Fitting was the Hallé’s commemoration of its founder Sir Charles Hallé who was born two hundred years ago on the day prior to this concert. I have not heard any works by Charles Hallé previously and here we were given his Souvenir and Scherzo, two piano pieces most effectively orchestrated by Christoph Maria Wagner. Marked was the influence of Mendelssohn in both works and to my ears the fresh, squally feel of the sea was a constant presence in a pair of works that I am glad I had the opportunity of hearing.

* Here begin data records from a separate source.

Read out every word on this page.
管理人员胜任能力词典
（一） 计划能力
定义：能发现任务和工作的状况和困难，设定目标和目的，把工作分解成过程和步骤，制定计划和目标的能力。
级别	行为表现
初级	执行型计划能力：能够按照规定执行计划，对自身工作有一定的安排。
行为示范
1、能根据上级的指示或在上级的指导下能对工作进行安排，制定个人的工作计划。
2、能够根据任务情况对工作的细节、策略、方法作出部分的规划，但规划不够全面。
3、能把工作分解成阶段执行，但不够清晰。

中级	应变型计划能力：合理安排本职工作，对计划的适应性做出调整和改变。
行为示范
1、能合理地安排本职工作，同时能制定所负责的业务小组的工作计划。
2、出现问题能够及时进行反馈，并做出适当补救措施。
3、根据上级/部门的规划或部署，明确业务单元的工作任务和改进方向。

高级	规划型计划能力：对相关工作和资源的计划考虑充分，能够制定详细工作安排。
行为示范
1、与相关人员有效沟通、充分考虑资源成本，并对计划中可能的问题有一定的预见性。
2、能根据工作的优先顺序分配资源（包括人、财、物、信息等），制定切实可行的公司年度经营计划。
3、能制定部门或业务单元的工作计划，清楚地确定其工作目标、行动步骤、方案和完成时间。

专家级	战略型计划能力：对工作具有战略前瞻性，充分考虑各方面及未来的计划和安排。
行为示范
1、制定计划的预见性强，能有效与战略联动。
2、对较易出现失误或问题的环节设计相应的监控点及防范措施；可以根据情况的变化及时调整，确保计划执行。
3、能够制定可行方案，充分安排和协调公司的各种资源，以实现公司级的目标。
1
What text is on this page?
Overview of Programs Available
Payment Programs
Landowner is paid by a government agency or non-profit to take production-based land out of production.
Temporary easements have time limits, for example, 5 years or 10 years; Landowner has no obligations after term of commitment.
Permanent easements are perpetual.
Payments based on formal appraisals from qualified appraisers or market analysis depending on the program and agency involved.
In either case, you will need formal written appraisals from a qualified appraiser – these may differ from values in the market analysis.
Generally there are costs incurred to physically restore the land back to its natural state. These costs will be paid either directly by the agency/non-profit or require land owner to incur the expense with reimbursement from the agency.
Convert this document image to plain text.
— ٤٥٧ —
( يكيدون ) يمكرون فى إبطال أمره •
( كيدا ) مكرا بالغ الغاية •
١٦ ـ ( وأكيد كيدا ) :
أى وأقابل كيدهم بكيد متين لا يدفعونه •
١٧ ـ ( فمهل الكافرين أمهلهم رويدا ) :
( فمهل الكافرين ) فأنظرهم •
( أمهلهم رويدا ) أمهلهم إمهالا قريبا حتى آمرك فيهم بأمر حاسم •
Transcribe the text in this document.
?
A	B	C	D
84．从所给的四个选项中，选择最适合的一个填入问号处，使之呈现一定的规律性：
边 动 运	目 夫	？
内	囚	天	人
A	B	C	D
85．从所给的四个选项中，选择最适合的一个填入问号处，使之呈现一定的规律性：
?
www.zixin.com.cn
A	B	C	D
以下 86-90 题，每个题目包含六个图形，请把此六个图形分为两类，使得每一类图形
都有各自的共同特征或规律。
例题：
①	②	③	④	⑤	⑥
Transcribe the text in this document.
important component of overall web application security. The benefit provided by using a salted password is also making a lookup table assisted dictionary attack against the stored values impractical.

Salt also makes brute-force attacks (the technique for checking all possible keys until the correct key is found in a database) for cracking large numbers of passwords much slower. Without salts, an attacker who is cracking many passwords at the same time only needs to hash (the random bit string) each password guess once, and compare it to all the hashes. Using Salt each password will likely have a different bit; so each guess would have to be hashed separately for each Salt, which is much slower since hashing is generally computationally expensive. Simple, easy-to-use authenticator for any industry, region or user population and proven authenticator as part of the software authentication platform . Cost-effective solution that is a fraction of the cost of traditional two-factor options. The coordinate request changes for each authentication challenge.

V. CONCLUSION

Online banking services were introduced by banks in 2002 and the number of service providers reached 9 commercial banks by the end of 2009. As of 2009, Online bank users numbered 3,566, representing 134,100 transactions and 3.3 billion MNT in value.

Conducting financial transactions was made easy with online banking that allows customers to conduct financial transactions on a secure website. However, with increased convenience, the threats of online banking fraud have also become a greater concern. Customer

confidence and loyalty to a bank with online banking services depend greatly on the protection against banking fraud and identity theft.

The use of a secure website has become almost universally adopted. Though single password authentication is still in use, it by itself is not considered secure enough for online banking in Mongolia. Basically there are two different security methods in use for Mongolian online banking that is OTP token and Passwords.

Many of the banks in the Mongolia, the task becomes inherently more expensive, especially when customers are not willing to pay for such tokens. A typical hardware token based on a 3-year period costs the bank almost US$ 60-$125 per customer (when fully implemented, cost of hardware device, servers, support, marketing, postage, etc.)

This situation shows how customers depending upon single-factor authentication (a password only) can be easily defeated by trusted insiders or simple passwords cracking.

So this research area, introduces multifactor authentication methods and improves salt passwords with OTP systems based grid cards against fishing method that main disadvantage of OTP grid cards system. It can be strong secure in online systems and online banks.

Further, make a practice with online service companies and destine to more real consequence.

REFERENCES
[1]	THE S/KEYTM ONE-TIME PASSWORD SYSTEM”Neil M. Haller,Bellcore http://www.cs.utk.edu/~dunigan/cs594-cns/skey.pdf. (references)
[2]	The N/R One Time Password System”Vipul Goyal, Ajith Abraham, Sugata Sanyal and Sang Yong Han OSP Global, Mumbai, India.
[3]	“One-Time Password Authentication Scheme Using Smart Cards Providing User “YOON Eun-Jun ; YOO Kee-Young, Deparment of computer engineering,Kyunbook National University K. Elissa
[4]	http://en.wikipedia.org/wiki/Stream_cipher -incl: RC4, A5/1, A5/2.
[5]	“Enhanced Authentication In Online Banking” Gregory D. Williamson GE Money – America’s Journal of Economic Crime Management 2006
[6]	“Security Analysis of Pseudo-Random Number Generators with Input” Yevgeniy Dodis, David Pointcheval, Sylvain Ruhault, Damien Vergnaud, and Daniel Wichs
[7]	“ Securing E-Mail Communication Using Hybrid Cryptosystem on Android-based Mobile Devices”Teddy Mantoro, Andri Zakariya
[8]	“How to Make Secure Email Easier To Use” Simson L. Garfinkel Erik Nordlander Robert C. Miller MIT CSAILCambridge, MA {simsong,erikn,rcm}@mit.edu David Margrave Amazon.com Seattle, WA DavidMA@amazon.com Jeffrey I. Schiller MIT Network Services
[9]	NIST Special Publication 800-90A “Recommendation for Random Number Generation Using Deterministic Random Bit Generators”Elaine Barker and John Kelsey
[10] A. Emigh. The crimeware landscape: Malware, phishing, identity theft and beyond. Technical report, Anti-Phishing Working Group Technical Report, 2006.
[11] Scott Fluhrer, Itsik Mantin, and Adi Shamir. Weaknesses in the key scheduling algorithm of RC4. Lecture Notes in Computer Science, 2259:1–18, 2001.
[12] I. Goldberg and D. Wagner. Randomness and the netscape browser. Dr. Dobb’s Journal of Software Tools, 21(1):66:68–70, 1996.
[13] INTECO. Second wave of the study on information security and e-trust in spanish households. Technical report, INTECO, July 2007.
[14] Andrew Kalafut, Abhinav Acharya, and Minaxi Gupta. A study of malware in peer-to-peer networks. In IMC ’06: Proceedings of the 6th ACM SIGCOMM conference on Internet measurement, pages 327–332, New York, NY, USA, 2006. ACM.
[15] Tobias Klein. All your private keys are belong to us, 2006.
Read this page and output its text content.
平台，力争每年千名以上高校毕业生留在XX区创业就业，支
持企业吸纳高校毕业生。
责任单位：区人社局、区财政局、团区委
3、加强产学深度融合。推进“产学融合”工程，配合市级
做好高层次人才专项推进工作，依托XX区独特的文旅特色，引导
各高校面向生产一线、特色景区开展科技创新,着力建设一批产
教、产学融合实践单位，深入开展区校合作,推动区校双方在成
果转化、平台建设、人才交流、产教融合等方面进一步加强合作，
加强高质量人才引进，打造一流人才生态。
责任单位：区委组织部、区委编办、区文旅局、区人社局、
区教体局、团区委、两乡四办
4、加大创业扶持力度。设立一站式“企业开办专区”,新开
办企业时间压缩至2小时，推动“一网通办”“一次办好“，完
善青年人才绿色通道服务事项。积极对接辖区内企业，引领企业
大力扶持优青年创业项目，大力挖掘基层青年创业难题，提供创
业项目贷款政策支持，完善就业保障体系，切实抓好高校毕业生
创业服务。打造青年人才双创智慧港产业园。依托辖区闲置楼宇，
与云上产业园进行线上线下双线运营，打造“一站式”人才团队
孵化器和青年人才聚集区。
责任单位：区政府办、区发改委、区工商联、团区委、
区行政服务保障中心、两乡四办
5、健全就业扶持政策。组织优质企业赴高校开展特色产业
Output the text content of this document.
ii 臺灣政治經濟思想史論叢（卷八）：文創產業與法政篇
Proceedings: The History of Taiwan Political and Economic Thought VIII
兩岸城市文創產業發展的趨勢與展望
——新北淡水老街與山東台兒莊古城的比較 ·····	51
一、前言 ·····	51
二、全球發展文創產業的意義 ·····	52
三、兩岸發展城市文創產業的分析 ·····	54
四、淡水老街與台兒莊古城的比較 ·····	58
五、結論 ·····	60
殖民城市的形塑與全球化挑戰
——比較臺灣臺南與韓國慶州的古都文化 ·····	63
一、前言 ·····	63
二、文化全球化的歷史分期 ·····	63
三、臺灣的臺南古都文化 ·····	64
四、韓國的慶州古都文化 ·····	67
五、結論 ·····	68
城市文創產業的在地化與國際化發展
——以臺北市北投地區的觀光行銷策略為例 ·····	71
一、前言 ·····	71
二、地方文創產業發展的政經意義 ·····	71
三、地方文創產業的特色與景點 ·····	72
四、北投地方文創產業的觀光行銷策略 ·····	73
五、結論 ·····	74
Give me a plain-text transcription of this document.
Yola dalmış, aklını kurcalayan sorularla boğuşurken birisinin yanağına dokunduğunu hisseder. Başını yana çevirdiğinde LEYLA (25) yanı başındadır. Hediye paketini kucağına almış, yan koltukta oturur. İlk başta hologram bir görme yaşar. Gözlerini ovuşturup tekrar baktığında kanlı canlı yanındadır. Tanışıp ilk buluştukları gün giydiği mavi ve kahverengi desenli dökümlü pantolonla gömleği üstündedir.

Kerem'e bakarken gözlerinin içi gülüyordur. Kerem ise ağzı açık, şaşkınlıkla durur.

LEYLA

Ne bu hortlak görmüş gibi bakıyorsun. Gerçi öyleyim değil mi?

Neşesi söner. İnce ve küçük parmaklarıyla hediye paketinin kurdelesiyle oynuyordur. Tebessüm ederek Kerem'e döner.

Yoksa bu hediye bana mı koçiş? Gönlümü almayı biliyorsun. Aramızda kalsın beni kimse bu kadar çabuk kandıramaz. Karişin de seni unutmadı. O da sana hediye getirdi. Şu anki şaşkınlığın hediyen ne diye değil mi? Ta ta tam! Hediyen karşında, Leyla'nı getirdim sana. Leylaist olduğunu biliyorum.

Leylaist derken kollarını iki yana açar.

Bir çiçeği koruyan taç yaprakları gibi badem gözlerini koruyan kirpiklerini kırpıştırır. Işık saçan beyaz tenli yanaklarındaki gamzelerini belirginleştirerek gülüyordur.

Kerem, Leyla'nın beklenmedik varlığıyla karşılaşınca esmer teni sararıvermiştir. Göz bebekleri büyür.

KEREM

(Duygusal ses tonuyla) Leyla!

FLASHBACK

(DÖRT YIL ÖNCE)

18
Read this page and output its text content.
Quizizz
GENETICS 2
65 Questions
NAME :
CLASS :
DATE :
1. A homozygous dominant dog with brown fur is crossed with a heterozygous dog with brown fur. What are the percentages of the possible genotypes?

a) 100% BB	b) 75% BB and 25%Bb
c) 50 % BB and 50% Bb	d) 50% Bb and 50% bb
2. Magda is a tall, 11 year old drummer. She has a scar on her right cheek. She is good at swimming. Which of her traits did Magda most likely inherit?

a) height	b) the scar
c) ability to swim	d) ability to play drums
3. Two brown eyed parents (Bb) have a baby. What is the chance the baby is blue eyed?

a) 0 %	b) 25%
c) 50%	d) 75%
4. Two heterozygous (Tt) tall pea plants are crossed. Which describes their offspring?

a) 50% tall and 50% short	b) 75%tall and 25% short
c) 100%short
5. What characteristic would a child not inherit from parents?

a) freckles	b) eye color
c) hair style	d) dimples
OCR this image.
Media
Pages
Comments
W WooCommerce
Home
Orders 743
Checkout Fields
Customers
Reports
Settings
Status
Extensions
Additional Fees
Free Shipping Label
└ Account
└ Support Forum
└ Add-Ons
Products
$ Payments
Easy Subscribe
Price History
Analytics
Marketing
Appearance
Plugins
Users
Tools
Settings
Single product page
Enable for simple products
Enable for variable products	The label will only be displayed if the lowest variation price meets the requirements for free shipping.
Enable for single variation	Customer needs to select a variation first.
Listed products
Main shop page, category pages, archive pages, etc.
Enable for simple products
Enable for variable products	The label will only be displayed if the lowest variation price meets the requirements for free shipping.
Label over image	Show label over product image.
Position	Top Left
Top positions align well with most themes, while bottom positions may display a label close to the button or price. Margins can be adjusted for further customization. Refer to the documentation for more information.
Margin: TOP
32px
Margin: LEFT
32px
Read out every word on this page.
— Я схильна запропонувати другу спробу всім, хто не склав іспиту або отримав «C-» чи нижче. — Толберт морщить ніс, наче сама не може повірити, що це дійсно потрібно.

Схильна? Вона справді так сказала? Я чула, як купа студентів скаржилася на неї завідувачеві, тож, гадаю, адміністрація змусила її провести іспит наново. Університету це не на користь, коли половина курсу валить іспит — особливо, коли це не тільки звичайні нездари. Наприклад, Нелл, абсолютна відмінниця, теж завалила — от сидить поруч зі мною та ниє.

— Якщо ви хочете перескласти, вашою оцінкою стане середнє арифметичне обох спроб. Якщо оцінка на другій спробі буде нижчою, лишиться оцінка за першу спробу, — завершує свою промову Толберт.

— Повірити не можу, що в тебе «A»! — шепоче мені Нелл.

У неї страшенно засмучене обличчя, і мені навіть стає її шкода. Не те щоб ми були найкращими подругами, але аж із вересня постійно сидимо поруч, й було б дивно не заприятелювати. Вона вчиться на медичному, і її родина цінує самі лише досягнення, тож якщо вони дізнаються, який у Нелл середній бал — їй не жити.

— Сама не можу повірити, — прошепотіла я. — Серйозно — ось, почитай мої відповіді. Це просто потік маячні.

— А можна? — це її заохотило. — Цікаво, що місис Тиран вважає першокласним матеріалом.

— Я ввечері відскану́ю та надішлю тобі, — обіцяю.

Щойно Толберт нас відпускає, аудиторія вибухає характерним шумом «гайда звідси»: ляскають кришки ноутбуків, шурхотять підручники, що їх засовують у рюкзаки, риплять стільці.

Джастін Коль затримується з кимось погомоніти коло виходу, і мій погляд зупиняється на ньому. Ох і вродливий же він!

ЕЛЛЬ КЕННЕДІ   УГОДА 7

Sibelius started writing his imposing Fifth Symphony as the storm clouds were gathering over Europe, prior to the outbreak of World War One, a work that occupied him through to its final form in 1919. During what must have been a tortuous undertaking, Sibelius wrote ‘It’s as if God the Father had thrown down the tiles of a mosaic from heaven’s floor and asked me to determine what kind of picture it was.’ Heyward and his players assigned convincing concentration and intensity to the drama of this remarkable symphony, a glorious masterpiece of twentieth century music. The score opened with a strong atmosphere of restlessness and pent-up anxiety – an almost suffocating intensity. A realistic depiction of a Nordic landscape remarkable was the point when the music erupted into life with all the invigoration of an icy mountain stream. In the Andante, Heyward created a palpable tension with bright shafts of light breaking through the murky grey. Splendidly paced, there was a tremendous breadth and penetrating nobility about the closing movement. One of the great episodes in classical music, the famous ‘Swan Hymn’ – inspired by a wedge of swans passing overhead – was intoned gloriously by the horn choir and a special highlight.